Watch Dogs e quella sensazione del “cacchio c’eravamo quasi”.

watch-dogs-box-artPartiamo subito col dire che a me Watch Dogs è piaicuto e parecchio. E’ un buonissimo titolo sotto diversi aspetti, e purtroppo non lo è sotto altri, ugualmente importanti, ma andiamo con (dis)ordine.

Innanzitutto Ubisoft è riuscita a creare un sandobox credibile, una città a mio avviso per nulla noiosa, verosimile, realistica. Certo, non siamo davanti a GTAVcome varietà e dimensioni, ma Watch Dogs vuole fare cose diverse e ci riesce bene. Innanzitutto le parti dove si spara sono veramente ottime. Il sistema di coperture funziona (c’ha qualche inghippo ogni tanto ma poca roba), e il feedback che dà sparare e centrare qualcuno è veramente soddifacente. GTAV sotto questo punto di vista non mi ha mai fatto impazzire. E’ abbastanza chiaro che qui ci hanno messo dietro persone che hanno lavorato a Splinter Cell et similia.

Dove Watch Dogs si rivela ancora molto buono è nella fasi action, dove per esempio stiamo scappando in macchina e tramite il nostro cellulare possiamo attivare ponti mobili, piloni dissuasori e far esplodere i tombini creando il caos vero per strada. Insomma correre a rotta di collo per la città, attivare il ponte, e mentre si alza andare a tavoletta e spiccare un balzo stile Hazzard è una roba che dà veramente soddisfazione, come per altro attivare con la giusta tempistica i dissuasori e sentire dietro di sè le auto inseguitrici impastarsi con estrema violenza sui piloncini scattati fuori dall’asfalto.

Altro momento che mi ha fatto parecchio piacere è stato, durante una sparatoria in un palazzo, rendermi conto di essre quasi spacciato, correre verso una vetrata, sparaci contro per distruggerla, lanciarmi di sotto e, dopo essre sopravvissuto alla caduta, prendere una moto lì vicino e tagliare la corda.
Ovviamente ho apprezzato anche il punto focale del gioco, ovvero le capacità di haking di Aiden, il protaognista, che grazie al suo cellulare può farsi i fatti di chiunque, entrare nelle webcam delle persone, spiarle, salvarle, ucciderle etc..

Insomma, è chiaro, nonostante Ubisoft smentisca, che siamo davanti ad un progetto che ha molti punti in comune con Person of Interest, serie che a me strapiace e di cui ho visto pochi giorni fa il season finale della terza stagione, e che cerca di intrigare il giocatore con appunto la possiblità di essere un pericolosissimo voyeur digitale.

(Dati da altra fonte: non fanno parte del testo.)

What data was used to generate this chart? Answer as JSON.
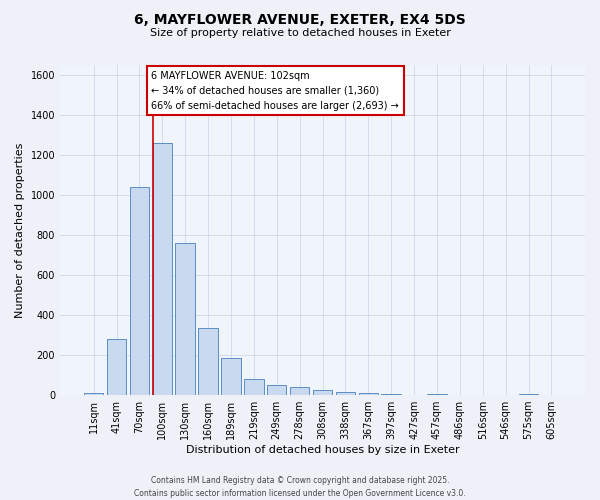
{
  "title_line1": "6, MAYFLOWER AVENUE, EXETER, EX4 5DS",
  "title_line2": "Size of property relative to detached houses in Exeter",
  "xlabel": "Distribution of detached houses by size in Exeter",
  "ylabel": "Number of detached properties",
  "bar_labels": [
    "11sqm",
    "41sqm",
    "70sqm",
    "100sqm",
    "130sqm",
    "160sqm",
    "189sqm",
    "219sqm",
    "249sqm",
    "278sqm",
    "308sqm",
    "338sqm",
    "367sqm",
    "397sqm",
    "427sqm",
    "457sqm",
    "486sqm",
    "516sqm",
    "546sqm",
    "575sqm",
    "605sqm"
  ],
  "bar_values": [
    10,
    280,
    1040,
    1260,
    760,
    335,
    185,
    80,
    50,
    38,
    25,
    15,
    8,
    5,
    0,
    3,
    0,
    0,
    0,
    5,
    0
  ],
  "bar_color": "#c9d9f0",
  "bar_edge_color": "#5b8ec4",
  "ylim": [
    0,
    1650
  ],
  "yticks": [
    0,
    200,
    400,
    600,
    800,
    1000,
    1200,
    1400,
    1600
  ],
  "red_line_index": 3,
  "annotation_title": "6 MAYFLOWER AVENUE: 102sqm",
  "annotation_line1": "← 34% of detached houses are smaller (1,360)",
  "annotation_line2": "66% of semi-detached houses are larger (2,693) →",
  "annotation_box_color": "#ffffff",
  "annotation_box_edge_color": "#cc0000",
  "vline_color": "#cc0000",
  "footer_line1": "Contains HM Land Registry data © Crown copyright and database right 2025.",
  "footer_line2": "Contains public sector information licensed under the Open Government Licence v3.0.",
  "bg_color": "#eef2f8",
  "plot_bg_color": "#f0f4fb",
  "grid_color": "#d0d8e8",
  "title_fontsize": 10,
  "subtitle_fontsize": 8,
  "xlabel_fontsize": 8,
  "ylabel_fontsize": 8,
  "tick_fontsize": 7,
  "annotation_fontsize": 7,
  "footer_fontsize": 5.5
}
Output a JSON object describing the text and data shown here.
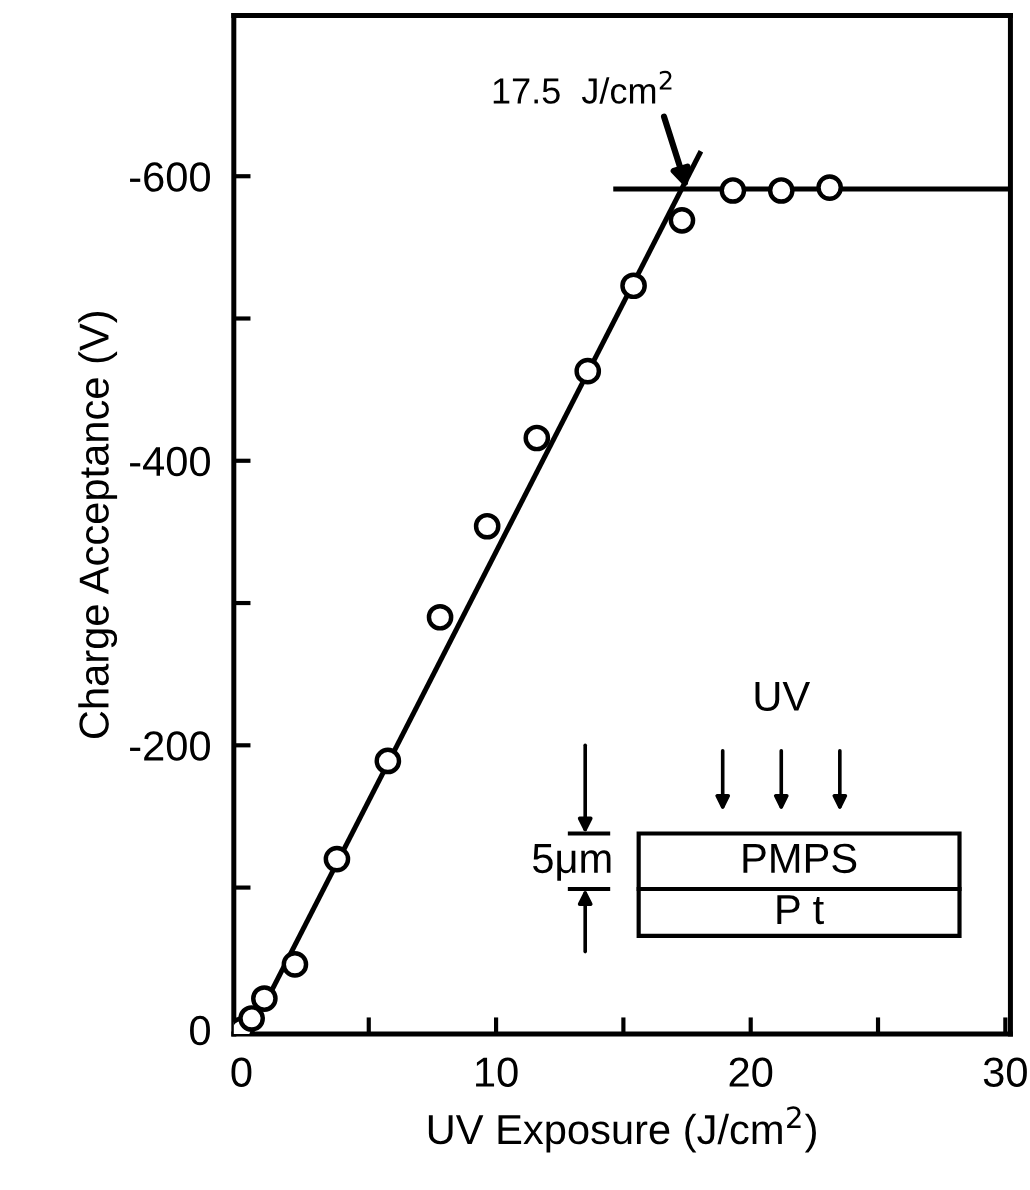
{
  "chart_data": {
    "type": "scatter",
    "xlabel": "UV Exposure (J/cm$^{2}$)",
    "ylabel": "Charge Acceptance (V)",
    "series": [
      {
        "color": "#000000",
        "marker": "circle",
        "x": [
          0,
          0.4,
          0.9,
          2.1,
          3.75,
          5.75,
          7.8,
          9.65,
          11.6,
          13.6,
          15.4,
          17.3,
          19.3,
          21.2,
          23.1
        ],
        "values": [
          0,
          -8,
          -22,
          -46,
          -120,
          -189,
          -290,
          -354,
          -416,
          -463,
          -523,
          -569,
          -590,
          -590,
          -592
        ]
      },
      {
        "type": "line",
        "color": "#000000",
        "line_style": "solid",
        "x": [
          1.0,
          18.0
        ],
        "values": [
          -21,
          -616
        ]
      },
      {
        "type": "line",
        "color": "#000000",
        "line_style": "solid",
        "x": [
          14.7,
          30.2
        ],
        "values": [
          -591,
          -591
        ]
      }
    ],
    "xlim": [
      -0.3,
      30.2
    ],
    "ylim": [
      3,
      -713
    ],
    "xticks": [
      0,
      {
        "value": 5,
        "label": null
      },
      10,
      {
        "value": 15,
        "label": null
      },
      20,
      {
        "value": 25,
        "label": null
      },
      30
    ],
    "yticks": [
      0,
      {
        "value": -100,
        "label": null
      },
      -200,
      {
        "value": -300,
        "label": null
      },
      -400,
      {
        "value": -500,
        "label": null
      },
      -600
    ],
    "grid": false,
    "legend": false,
    "annotations": [
      {
        "text": "17.5  J/cm$^{2}$",
        "x": 17.5,
        "y": -591
      },
      "UV",
      "5μm",
      "PMPS",
      "P t"
    ]
  }
}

Ma allora, se mi è piaciuto così tanto, perchè quel “cacchio c’eravamo quasi” del titolo? Perchè la trama, effettivamente è una schifezza. Oddio, non è tremenda, ma non sa proprio di niente.

Quello che mi chiedo è: ma perchè le software house infarciscono giochi del genere di milioni di missioni secondarie e collezionabili che solo una piccolissima percentuale di giocatori completa veramente, quando potrebbero investire denaro e risorse in trame più avvincenti e perchè no anche un pelo più corte e comprensibili?

Watch Dogs ha il merito di aver evitato il problema Assassin’s Creed , ovvero una bella idea ripetuta centinaia di volte, perchè le missioni sono varie, divertenti e avvincenti. Dove deve migliorare è nella scrittura, che con questo primo capitolo risulta noiosa, banale e a volte involontariamente comica.

Insomma, le aspettative per il secondo episodio sono alte, vediamo di non fare cagate, ok?

PS: A me del downgrade grafico è importato sega. Il mio PC lo faceva girare più che dignitosamente e questo mi basta.